Other menu items include a seasonal Thanksgiving apple cranberry relish that Zipay says is actually quite thick and counts as a fruit serving. Perhaps her most innovative, educational apple dish is made by coring apples, using a star-shaped cutter, and then slicing them “crosswise of the equator” so that the star shows in the center. “Alongside the apple star is a very thin slice of star fruit and a thin slice of dragon fruit.
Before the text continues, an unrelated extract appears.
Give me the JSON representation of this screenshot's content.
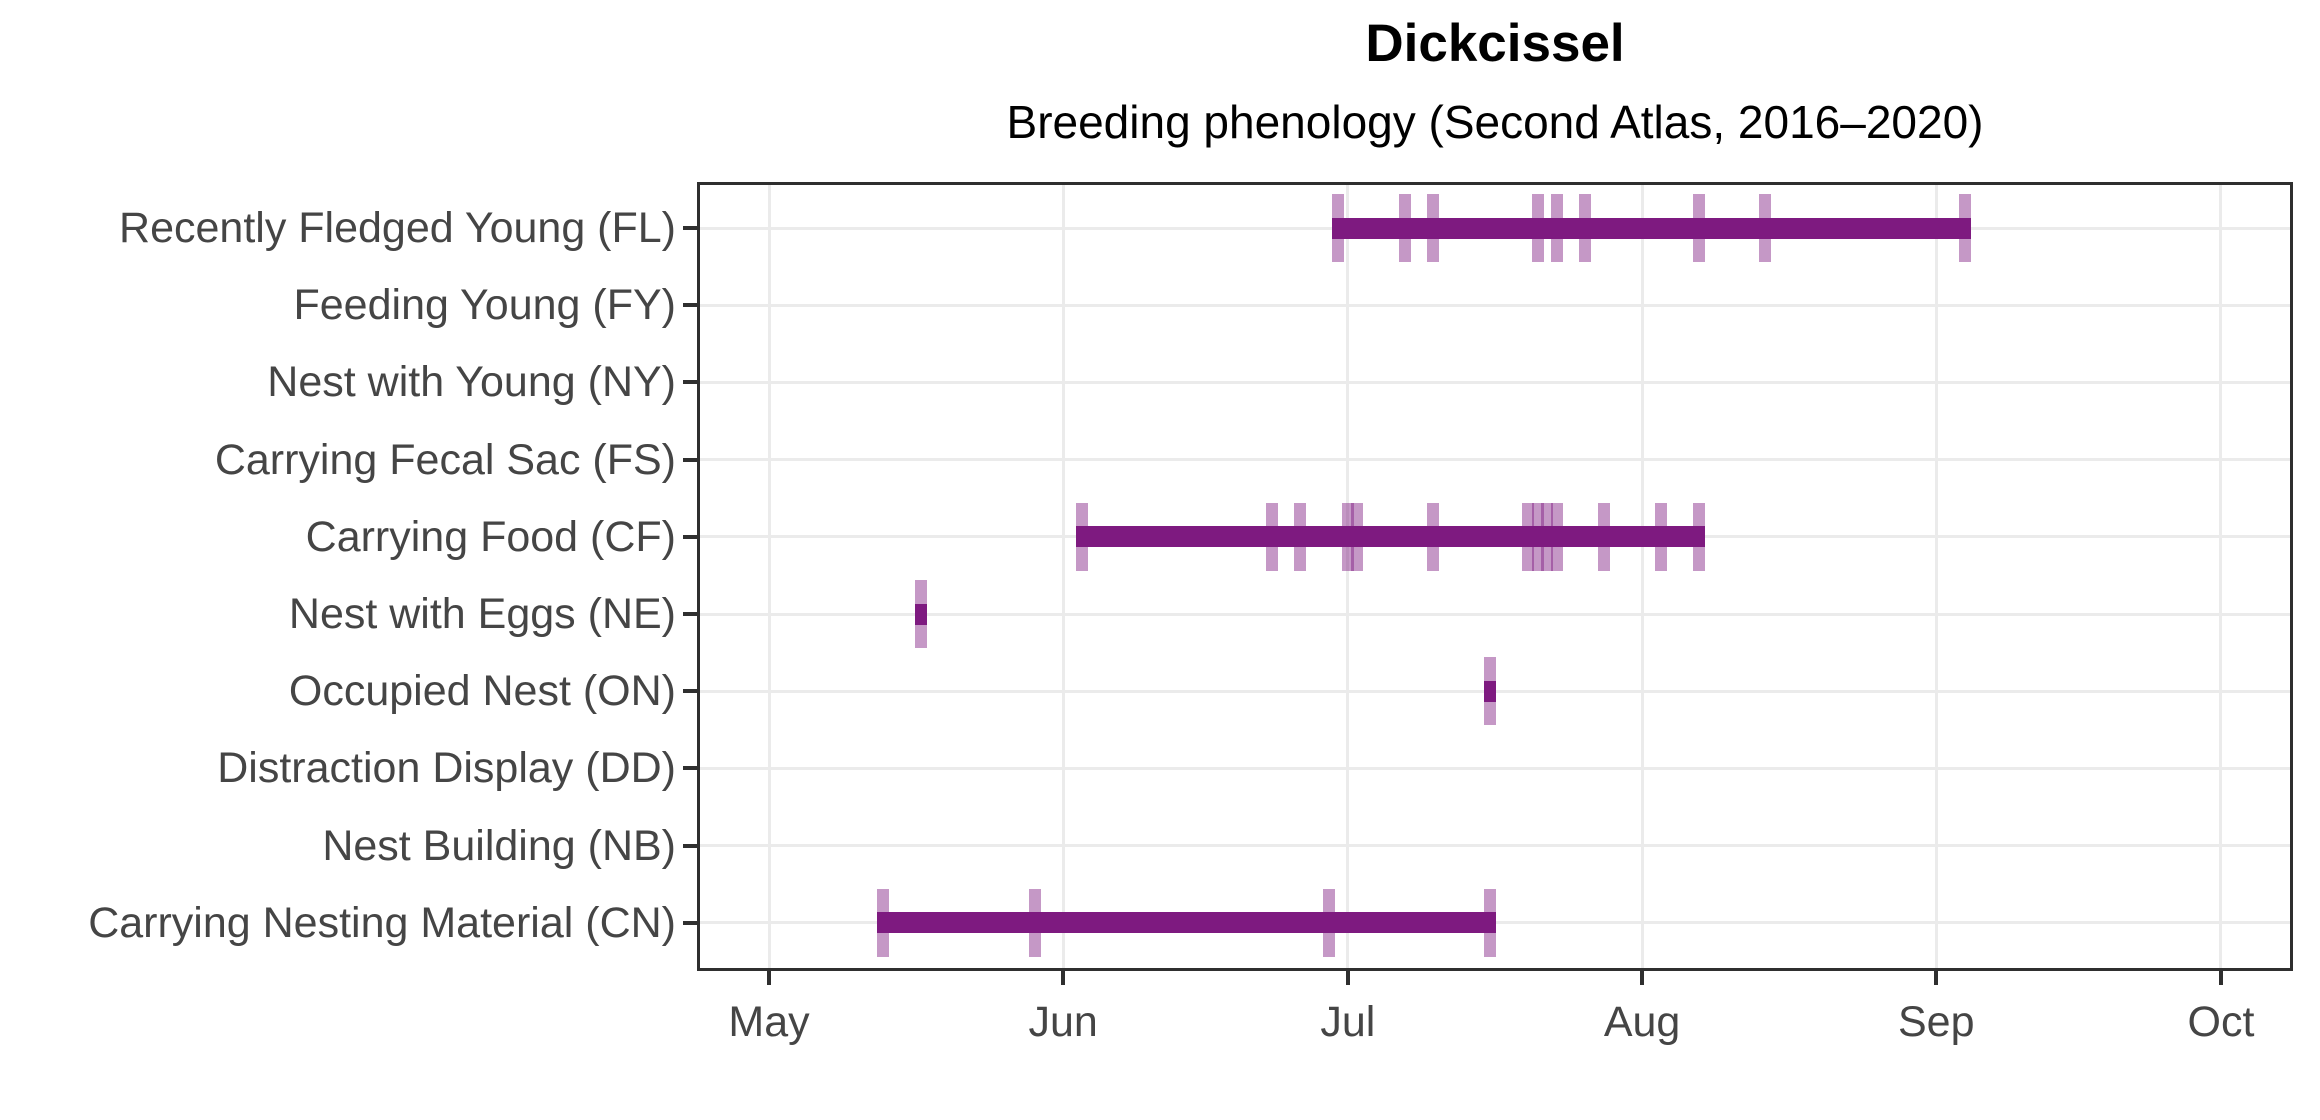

The kids are in awe of the exotic fruit and are likely to eat it.”
Ray Schmidt, associate director of dining at the University of Kentucky, in Lexington, makes his own Apple-Bourbon Bratwurst in the university’s butcher shop. “We also serve an Apple, Brie and Turkey Sandwich (sliced green apples, sliced brie, choice of bread, sliced turkey, Dijon mustard) and a Waldorf Salad, and our Chicken Normandy is delicious (apples roasted with shallots, chicken stock and brandy, served over pan-fried, seasoned, flour-dusted chicken),” he says.
“We use apples in hot mulled cider as a garnish and as a topping for roast pork (apples caramelized with yellow onions, bourbon, thyme, brown sugar, salt, pepper and pork jus, thickened with roux or cornstarch) and in an apple raisin glaze over meat (apples, butter, white wine, brown sugar, cinnamon, vanilla extract and raisins). And, of course, in turnovers, pies, cakes and cobblers.”
When deciding what apple variety to use, Zipay advises to taste before you buy. “Every brand name and every product is different,” she says. “As is the case with the USDA-supplied canned sliced apples, they are often such poor quality that you can’t do much with them except bake them into a pie.”
Graziano advises a little extra prep to ensure apples keep their visual appeal. “After cutting our apples we always give them a bath in fresh lemon juice and water,” he says.